Pulumi is actual code
With Pulumi, you write TypeScript, Python, or Go. Real languages with real tooling.
Same infrastructure, TypeScript:
const instances = config.environment === 'prod'
? [1, 2, 3]
: [1];
instances.forEach(i => {
new aws.ec2.Instance(`app-${i}`, {
ami: config.amiId,
instanceType: config.environment === 'prod' ? 't3.medium' : 't3.micro',
ebsBlockDevices: config.volumes.map(v => ({
deviceName: v.device,
volumeSize: v.size,
})),
});
});No for_each. No dynamic blocks. Just loops and conditionals like you’d write anywhere else.
Want to extract logic? Write a function:
function createInstance(name: string, size: string, volumes: Volume[]) {
return new aws.ec2.Instance(name, {
ami: config.amiId,
instanceType: size,
ebsBlockDevices: volumes.map(v => ({
deviceName: v.device,
volumeSize: v.size,
})),
});
}
const prod = ['app-1', 'app-2', 'app-3'];
const instances = prod.map(name =>
createInstance(name, 't3.medium', config.volumes)
);Try doing that in HCL. You can’t. Modules come close but they’re heavyweight and clunky.
Real testing
Pulumi code is testable like any other code:
import * as pulumi from '@pulumi/pulumi';
import { createInstance } from './infra';
pulumi.runtime.setMocks({
newResource: (args) => ({ id: 'mock-id', state: args.inputs }),
call: (args) => args.result,
});
describe('createInstance', () => {
it('creates correct instance type for prod', async () => {
const instance = createInstance('test', 't3.medium', []);
const type = await instance.instanceType;
expect(type).toBe('t3.medium');
});
});Unit tests. No infrastructure deployed. Fast feedback. You validate logic before applying anything.

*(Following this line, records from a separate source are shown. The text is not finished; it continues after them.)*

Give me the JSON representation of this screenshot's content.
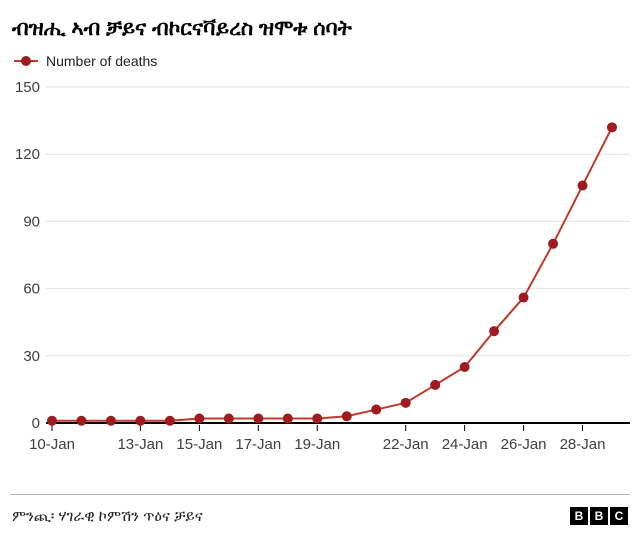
{
  "title": "ብዝሒ ኣብ ቻይና ብኮርናቫይረስ ዝሞቱ ሰባት",
  "legend": {
    "label": "Number of deaths"
  },
  "chart_data": {
    "type": "line",
    "title": "ብዝሒ ኣብ ቻይና ብኮርናቫይረስ ዝሞቱ ሰባት",
    "series_name": "Number of deaths",
    "x": [
      "10-Jan",
      "11-Jan",
      "12-Jan",
      "13-Jan",
      "14-Jan",
      "15-Jan",
      "16-Jan",
      "17-Jan",
      "18-Jan",
      "19-Jan",
      "20-Jan",
      "21-Jan",
      "22-Jan",
      "23-Jan",
      "24-Jan",
      "25-Jan",
      "26-Jan",
      "27-Jan",
      "28-Jan",
      "29-Jan"
    ],
    "values": [
      1,
      1,
      1,
      1,
      1,
      2,
      2,
      2,
      2,
      2,
      3,
      6,
      9,
      17,
      25,
      41,
      56,
      80,
      106,
      132
    ],
    "x_tick_labels": [
      "10-Jan",
      "13-Jan",
      "15-Jan",
      "17-Jan",
      "19-Jan",
      "22-Jan",
      "24-Jan",
      "26-Jan",
      "28-Jan"
    ],
    "y_ticks": [
      0,
      30,
      60,
      90,
      120,
      150
    ],
    "ylim": [
      0,
      150
    ],
    "grid": true,
    "legend_position": "top-left",
    "line_color": "#c0392b",
    "dot_color": "#9f1b20",
    "grid_color": "#e2e2e2",
    "axis_color": "#000000",
    "tick_label_color": "#404040"
  },
  "footer": {
    "source": "ምንጪ፡ ሃገራዊ ኮምሽን ጥዕና ቻይና",
    "logo_letters": [
      "B",
      "B",
      "C"
    ]
  }
}
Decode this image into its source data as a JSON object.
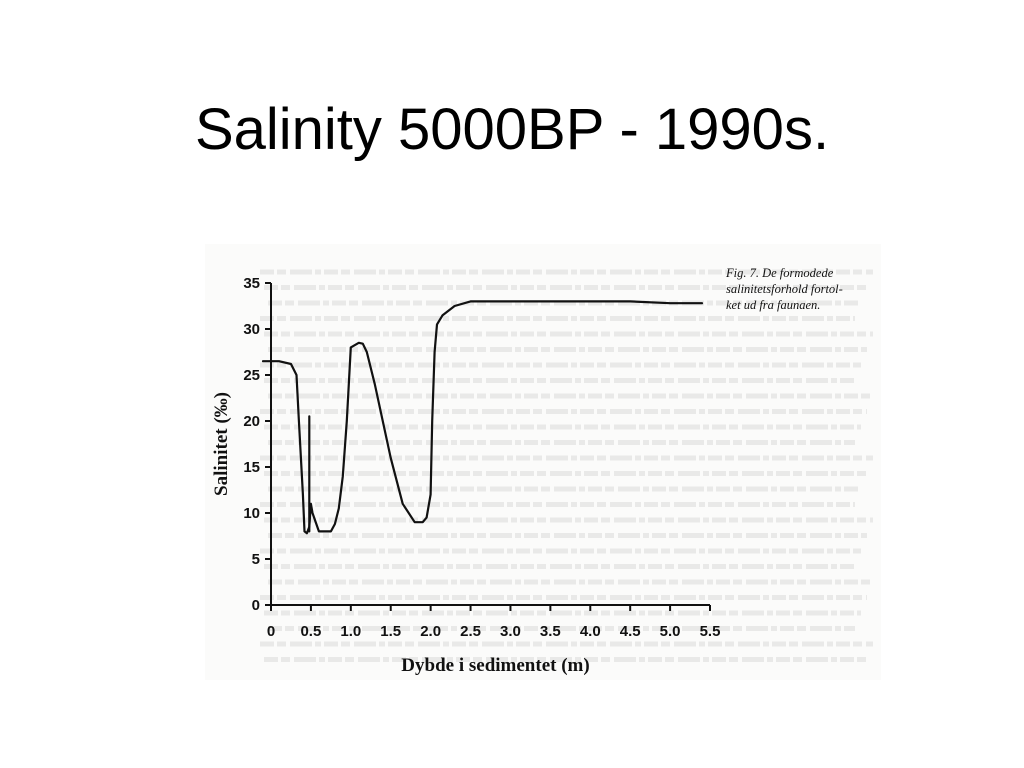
{
  "slide": {
    "title": "Salinity 5000BP - 1990s."
  },
  "figure": {
    "caption_lines": [
      "Fig. 7. De formodede",
      "salinitetsforhold fortol-",
      "ket ud fra faunaen."
    ]
  },
  "colors": {
    "background": "#ffffff",
    "scan_paper": "#fbfbfa",
    "ink": "#111111",
    "bleed_text": "#c9c9c9"
  },
  "chart_data": {
    "type": "line",
    "title": "",
    "xlabel": "Dybde i sedimentet (m)",
    "ylabel": "Salinitet (‰)",
    "xlim": [
      0,
      5.5
    ],
    "ylim": [
      0,
      35
    ],
    "xticks": [
      "0",
      "0.5",
      "1.0",
      "1.5",
      "2.0",
      "2.5",
      "3.0",
      "3.5",
      "4.0",
      "4.5",
      "5.0",
      "5.5"
    ],
    "yticks": [
      "0",
      "5",
      "10",
      "15",
      "20",
      "25",
      "30",
      "35"
    ],
    "grid": false,
    "series": [
      {
        "x": [
          -0.1,
          0.1,
          0.25,
          0.32,
          0.35,
          0.4,
          0.42,
          0.45,
          0.48,
          0.5,
          0.52,
          0.6,
          0.75,
          0.8,
          0.85,
          0.9,
          0.95,
          1.0,
          1.1,
          1.15,
          1.2,
          1.3,
          1.5,
          1.65,
          1.8,
          1.9,
          1.95,
          2.0,
          2.02,
          2.05,
          2.08,
          2.15,
          2.3,
          2.5,
          3.0,
          3.5,
          4.0,
          4.5,
          5.0,
          5.4
        ],
        "y": [
          26.5,
          26.5,
          26.2,
          25.0,
          20.0,
          12.0,
          8.0,
          7.8,
          8.5,
          11.0,
          10.0,
          8.0,
          8.0,
          8.8,
          10.5,
          14.0,
          20.0,
          28.0,
          28.5,
          28.4,
          27.5,
          24.0,
          16.0,
          11.0,
          9.0,
          9.0,
          9.5,
          12.0,
          20.0,
          27.5,
          30.5,
          31.5,
          32.5,
          33.0,
          33.0,
          33.0,
          33.0,
          33.0,
          32.8,
          32.8
        ]
      },
      {
        "x": [
          0.48,
          0.48
        ],
        "y": [
          8.0,
          20.5
        ]
      }
    ]
  }
}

State and backends work the same
Pulumi has state. It stores it in backends just like Terraform. S3, Azure Blob, the Pulumi service, or self-hosted.
The difference is you don’t need Terragrunt to manage it. Pulumi stacks handle environments natively:
pulumi stack init dev
pulumi stack init prod
pulumi stack select dev
pulumi upEach stack has its own state. No separate state files per workspace, no complex backend configs, no wrapper tools.

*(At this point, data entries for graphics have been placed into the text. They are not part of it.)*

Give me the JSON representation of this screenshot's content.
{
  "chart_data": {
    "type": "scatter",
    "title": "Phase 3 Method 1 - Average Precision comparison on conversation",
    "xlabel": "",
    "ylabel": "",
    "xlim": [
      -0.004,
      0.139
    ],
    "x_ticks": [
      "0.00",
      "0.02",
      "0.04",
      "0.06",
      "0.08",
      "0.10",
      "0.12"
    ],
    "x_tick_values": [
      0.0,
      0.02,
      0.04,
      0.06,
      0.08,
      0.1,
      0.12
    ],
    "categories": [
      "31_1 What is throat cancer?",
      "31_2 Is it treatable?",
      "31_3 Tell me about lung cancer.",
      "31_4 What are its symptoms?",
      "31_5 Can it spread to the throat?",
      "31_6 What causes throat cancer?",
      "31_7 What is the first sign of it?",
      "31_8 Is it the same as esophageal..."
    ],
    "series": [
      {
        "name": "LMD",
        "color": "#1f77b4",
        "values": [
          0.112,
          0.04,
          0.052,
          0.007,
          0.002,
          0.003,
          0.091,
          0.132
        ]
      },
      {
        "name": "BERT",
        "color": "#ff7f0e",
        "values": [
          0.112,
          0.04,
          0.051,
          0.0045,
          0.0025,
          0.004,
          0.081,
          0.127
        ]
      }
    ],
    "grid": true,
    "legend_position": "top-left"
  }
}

‘But I have to learn a programming language’
No you don’t. Pulumi supports YAML if that’s what you want. Same declarative syntax, better tooling.
resources:
bucket:
type: aws:s3:Bucket
properties:
website:
indexDocument: index.htmlWorks exactly like you’d expect. You get the Pulumi benefits without writing code.
But here’s the thing: DevOps engineers already know how to code. SysAdmins aren’t idiots who only understand YAML. If you’re managing infrastructure at scale, you can handle TypeScript or Python.
The ‘I don’t want to learn programming’ argument is lazy. You’re already writing logic in HCL, you’re already debugging complex systems, you’re already reading code. Using a real language makes that easier, not harder.
When Terraform still wins
If your team only knows HCL and won’t learn anything else, stick with Terraform. Forcing a tool on unwilling people fails.
If you have years of Terraform modules and no budget to rewrite, stay with Terraform. Migration has a cost.
For new projects or teams willing to learn, Pulumi is better. Real languages, real testing, less boilerplate.
Getting started
Install Pulumi:
curl -fsSL https://get.pulumi.com | shCreate a project:
pulumi new aws-typescriptWrite infrastructure:
import * as aws from '@pulumi/aws';
const bucket = new aws.s3.Bucket('my-bucket');
export const bucketName = bucket.id;Deploy:
pulumi upThat’s it. No providers to configure manually, no init dance, just code and deploy.
The real difference
Terraform makes you fight the language. You spend time working around limitations instead of solving problems.
Pulumi lets you write infrastructure like you write application code. Functions, loops, conditionals, tests. Tools you already know.
HCL was a compromise. We needed infrastructure as code before better options existed. Now they do.
Reality is often more nuanced. But me? Nuance bores me. I'd rather be clear.